Así marchó al cadalso. Con toda la energía de gran carácter arrancóse la venda que cubría sus ojos, y arengó al pueblo para que no desmayara en la lucha y siguiera trabajando para conseguir su independencia.
Al pasar frente a la puerta del hospital fundado por su padre, el sacerdote que la acompañaba le preguntó:
-¿Sabe usted a dónde vamos?
-¿Cómo he de saberlo? -contestó ella- si han vuelto a ponerme la venda, y no veo por donde voy.
-Pues estamos frente al señor de los Bocanegra que están en la puerta del hospital.
-¿Y podré orar ante él por última vez?
-Voy a preguntarlo, -le contestó el sacerdote.
Fue, en efecto, a solicitar la licencia necesaria del jefe de la escolta, y concedida que le fue, la señora se arrodilló ante el crucifijo, orando por breves momentos con gran fervor.
-Ahora sí, vamos a mi destino, a juntarme con Dios.
La señora Bocanegra siguió con paso firme por su triste y doloroso camino. De trecho en trecho deteniase para exhortar a la multitud a que no se desanimara y a que trabajara por su independencia, anunciándole que Dios lo premiaría, concediéndole su libertad.
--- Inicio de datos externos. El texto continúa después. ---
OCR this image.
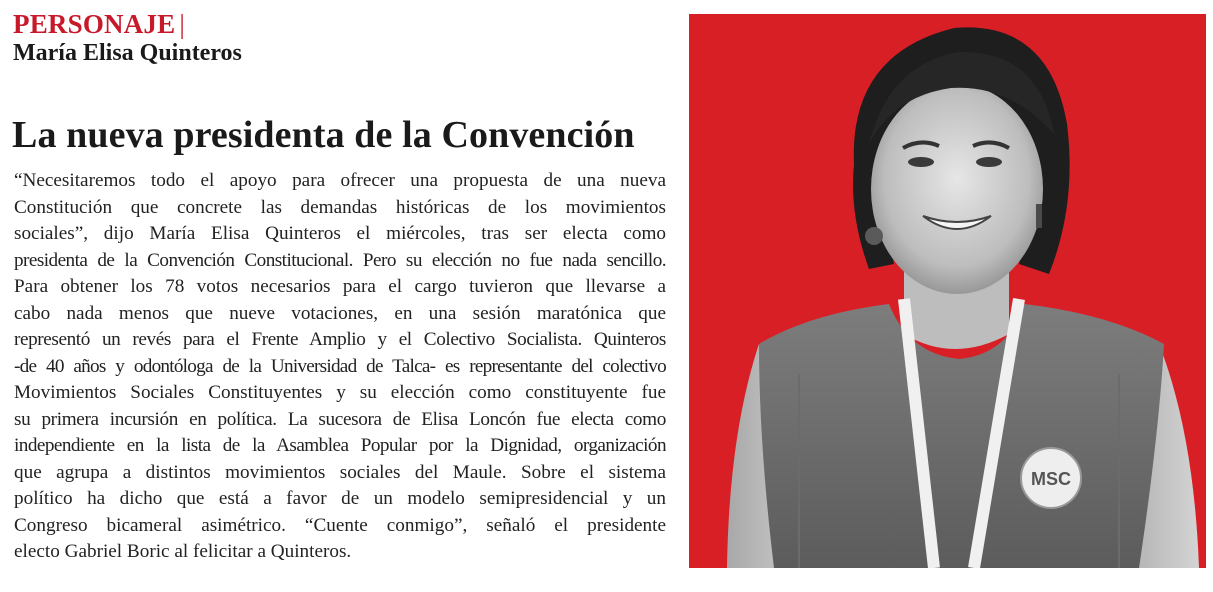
PERSONAJE |
María Elisa Quinteros
La nueva presidenta de la Convención
“Necesitaremos todo el apoyo para ofrecer una propuesta de una nueva
Constitución que concrete las demandas históricas de los movimientos
sociales”, dijo María Elisa Quinteros el miércoles, tras ser electa como
presidenta de la Convención Constitucional. Pero su elección no fue nada sencillo.
Para obtener los 78 votos necesarios para el cargo tuvieron que llevarse a
cabo nada menos que nueve votaciones, en una sesión maratónica que
representó un revés para el Frente Amplio y el Colectivo Socialista. Quinteros
-de 40 años y odontóloga de la Universidad de Talca- es representante del colectivo
Movimientos Sociales Constituyentes y su elección como constituyente fue
su primera incursión en política. La sucesora de Elisa Loncón fue electa como
independiente en la lista de la Asamblea Popular por la Dignidad, organización
que agrupa a distintos movimientos sociales del Maule. Sobre el sistema
político ha dicho que está a favor de un modelo semipresidencial y un
Congreso bicameral asimétrico. “Cuente conmigo”, señaló el presidente
electo Gabriel Boric al felicitar a Quinteros.
MSC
Llegó por fin al lugar del suplicio. Allí la señora se quitó una peineta de oro que sujetaban sus cabellos y la entregó al sacerdote, suplicando la llevase a su hija mayor como recuerdo maternal. Su reloj lo destinó a otra de sus hijas, y por último, recomendó al sacerdote que el chal de seda que la cubría, le fuese entregado a su hija menor.
-Padre, dígales a usted y a todas ellas, que su madre, desde el cadalso, y ya próxima a expirar, les envía como un recuerdo estas pobres prendas; que les encarga que jamás se aparten del camino de la virtud y que yo, desde el cielo, velaré por ellas.
El sacerdote, y los que pudieron oír las anteriores palabras, lloraban conmovidos.
Pocos momentos antes de la descarga que había de acabar con aquella preciosa existencia, la señora Bocanegra volvió a arengar al pueblo tratando de quitarse la venda por última vez.
No pudo conseguirlo a causa de tenerla atada con mucha fuerza, y resignada al fin, preparóse a recibir las balas que habían de taladrar su cuerpo.
Estas no tardaron en ser disparadas por los fusiles de los soldados realistas, cortando en un instante la vida de aquella admirable mujer, que supo sacrificarse por la patria.
¡Así terminó -el 11 de octubre de 1817- su existencia doña Gertrudis Bocanegra de Vega, la ilustre heroína de Pátzcuaro!
Por Victoriano Agüeros. (De: “Leyendas y Costumbres de México”, Editorial del Valle de México, S.A. de C.V., 1990).